Chief Justice of the Ohio Supreme Court
- In office August 21, 1978 – December 10, 1978
- Appointed by: Jim Rhodes
- Preceded by: C. William O'Neill
- Succeeded by: Frank Celebrezze

Associate Justice of the Ohio Supreme Court
- In office September 25, 1970 – December 8, 1972
- Appointed by: Jim Rhodes
- Preceded by: John M. Matthias
- Succeeded by: Frank Celebrezze

Personal details
- Born: December 18, 1911 Columbus, Ohio
- Died: November 21, 1993 (aged 81) Columbus, Ohio
- Resting place: Union Cemetery, Columbus
- Party: Republican
- Spouse: Marie E. Chumbley
- Alma mater: Ohio State University College of Law

= Robert E. Leach =

American judge

Robert E. Leach (December 18, 1911 – November 21, 1993) was a Republican judge in the U.S. State of Ohio who sat as Chief Justice of the Ohio Supreme Court in 1978.

==Biography==
Robert E. Leach was born December 18, 1911, to Charles A. and Hazel K. Leach, and earned bachelors and law degrees from the Ohio State University and its Law School. He was Delta Theta Phi, and was the first editor of the Ohio State Law Journal, 1934–1935.

Leach entered into private practice of law in Columbus, until 1942, when he entered the U.S. Army, serving with the military police and in overseas service as special agent of the Counter Intelligence Corps, until 1946.

After the war, Leach served as assistant city attorney.
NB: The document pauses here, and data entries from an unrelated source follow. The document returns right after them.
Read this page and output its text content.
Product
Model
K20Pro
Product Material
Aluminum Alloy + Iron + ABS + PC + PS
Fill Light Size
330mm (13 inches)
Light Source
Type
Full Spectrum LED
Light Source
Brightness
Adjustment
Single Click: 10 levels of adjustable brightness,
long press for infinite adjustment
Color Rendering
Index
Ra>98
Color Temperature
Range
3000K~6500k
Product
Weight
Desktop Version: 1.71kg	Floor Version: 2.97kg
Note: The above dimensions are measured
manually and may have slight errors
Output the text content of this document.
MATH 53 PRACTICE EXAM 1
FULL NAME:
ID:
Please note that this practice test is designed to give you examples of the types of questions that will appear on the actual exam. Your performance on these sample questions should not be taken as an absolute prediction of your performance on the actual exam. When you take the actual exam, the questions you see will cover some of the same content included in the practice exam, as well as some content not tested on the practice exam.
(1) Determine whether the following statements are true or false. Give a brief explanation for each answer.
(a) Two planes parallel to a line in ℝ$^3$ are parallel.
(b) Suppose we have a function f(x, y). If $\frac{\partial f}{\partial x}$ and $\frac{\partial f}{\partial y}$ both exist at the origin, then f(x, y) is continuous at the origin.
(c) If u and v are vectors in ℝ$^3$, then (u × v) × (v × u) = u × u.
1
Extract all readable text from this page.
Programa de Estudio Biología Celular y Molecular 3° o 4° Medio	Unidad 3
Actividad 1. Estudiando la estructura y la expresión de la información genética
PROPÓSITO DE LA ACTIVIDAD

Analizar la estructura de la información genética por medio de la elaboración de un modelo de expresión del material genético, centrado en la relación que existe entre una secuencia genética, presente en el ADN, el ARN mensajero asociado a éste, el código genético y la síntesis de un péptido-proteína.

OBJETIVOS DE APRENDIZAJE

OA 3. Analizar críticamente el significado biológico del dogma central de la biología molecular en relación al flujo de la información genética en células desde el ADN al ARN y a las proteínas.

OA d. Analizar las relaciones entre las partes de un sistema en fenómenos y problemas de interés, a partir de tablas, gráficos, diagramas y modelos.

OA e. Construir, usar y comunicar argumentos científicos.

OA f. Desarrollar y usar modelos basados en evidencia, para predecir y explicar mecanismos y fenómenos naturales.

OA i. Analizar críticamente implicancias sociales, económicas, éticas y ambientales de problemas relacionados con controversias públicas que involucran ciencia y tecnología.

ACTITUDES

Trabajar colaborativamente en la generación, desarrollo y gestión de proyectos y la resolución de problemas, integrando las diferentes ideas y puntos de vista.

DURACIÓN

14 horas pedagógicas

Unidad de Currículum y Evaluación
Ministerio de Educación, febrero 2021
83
In 1951 he became chief counsel for Ohio Attorney General C. William O'Neill.

In 1954, Leach won a two-year short term on the Franklin County Court of Common Pleas, and was re-elected to two six year full terms, serving until 1968. In 1969, Ohio Governor Jim Rhodes appointed him to the 10th District Court of Appeals.

On September 25, 1970, John M. Matthias resigned from the Ohio Supreme Court, and Governor Rhodes named Leach as his replacement. He had to run for election for the remainder of Matthias's term in November 1972, and lost to Democrat Frank Celebrezze. Celebrezze's election was certified and he took office December 8, 1972.

Leach returned to private practice in 1973 in Columbus with Vorys, Sater, Seymour and Pease. On August 20, 1978, Chief Justice of the Ohio Supreme Court C. William O'Neill died. Rhodes again appointed Leach, and he chose not to run for the remainder of the term in November of that year, believing he was not up to the rigors of a statewide campaign. Celebrezze won election, and was seated December 10, 1978, ending Leach's service.

Leach married Marie E. Chumbley on November 29, 1940. They had no children. Leach died in Columbus, November 21, 1993, and is interred in Union Cemetery.